Introduction
While Canvas does not dictate a specific design for your frontend, it does provide a basic starting point using Bootstrap and Vue that will be helpful for many applications.
Installation
You may use composer to install Studio into your Laravel project:
composer require austintoddj/studio
Once the austintoddj/studio
package has been installed, you may install the frontend scaffolding using the studio:install
Artisan command:
php artisan studio:install
After installing the austintoddj/studio
Composer package and generating the frontend scaffolding, your package.json
file will include the necessary dependencies to install and compile:
# Using NPM
npm install
npm run dev
# Using Yarn
yarn
yarn dev
Configuration
After compiling Studio's assets, a primary configuration file will be located at config/studio.php
. This file allows you to customize various aspects of how your application uses the package.
Studio exposes a simple UI at /studio
by default.
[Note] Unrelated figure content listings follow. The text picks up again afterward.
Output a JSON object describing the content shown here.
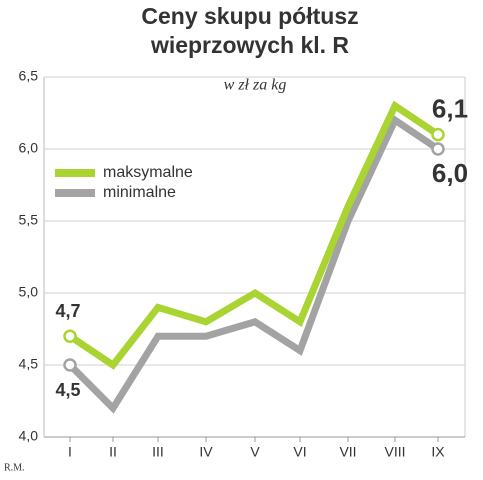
{
  "chart_data": {
    "type": "line",
    "title": [
      "Ceny skupu półtusz",
      "wieprzowych kl. R"
    ],
    "subtitle": "w zł za kg",
    "credit": "R.M.",
    "categories": [
      "I",
      "II",
      "III",
      "IV",
      "V",
      "VI",
      "VII",
      "VIII",
      "IX"
    ],
    "series": [
      {
        "name": "maksymalne",
        "color": "#a9d431",
        "values": [
          4.7,
          4.5,
          4.9,
          4.8,
          5.0,
          4.8,
          5.6,
          6.3,
          6.1
        ],
        "value_labels": [
          "4,7",
          null,
          null,
          null,
          null,
          null,
          null,
          null,
          "6,1"
        ]
      },
      {
        "name": "minimalne",
        "color": "#a3a3a3",
        "values": [
          4.5,
          4.2,
          4.7,
          4.7,
          4.8,
          4.6,
          5.5,
          6.2,
          6.0
        ],
        "value_labels": [
          "4,5",
          null,
          null,
          null,
          null,
          null,
          null,
          null,
          "6,0"
        ]
      }
    ],
    "ylim": [
      4.0,
      6.5
    ],
    "yticks": [
      {
        "value": 4.0,
        "label": "4,0"
      },
      {
        "value": 4.5,
        "label": "4,5"
      },
      {
        "value": 5.0,
        "label": "5,0"
      },
      {
        "value": 5.5,
        "label": "5,5"
      },
      {
        "value": 6.0,
        "label": "6,0"
      },
      {
        "value": 6.5,
        "label": "6,5"
      }
    ],
    "grid": true
  }
}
This can be changed by updating the path
option:
/*
|--------------------------------------------------------------------------
| Base Route
|--------------------------------------------------------------------------
|
| This is the URI path where Studio will be accessible from. You are free
| to change this path to anything you like. Note that the URI will not
| affect the paths of its internal API that aren't exposed to users.
|
*/
'path' => env('STUDIO_PATH_NAME', 'studio'),
/*
|--------------------------------------------------------------------------
| User Identifier
|--------------------------------------------------------------------------
|
| This is the publicly identifying attribute given in the URL to expose
| users. By default, the User ID will be used. Note that "username"
| requires a canvas_user_meta record to exist and be defined.
|
| Supported Identifiers: "id", "username"
|
*/
'identifier' => env('STUDIO_USER_IDENTIFIER', 'id'),
License
Studio is open-sourced software licensed under the MIT license.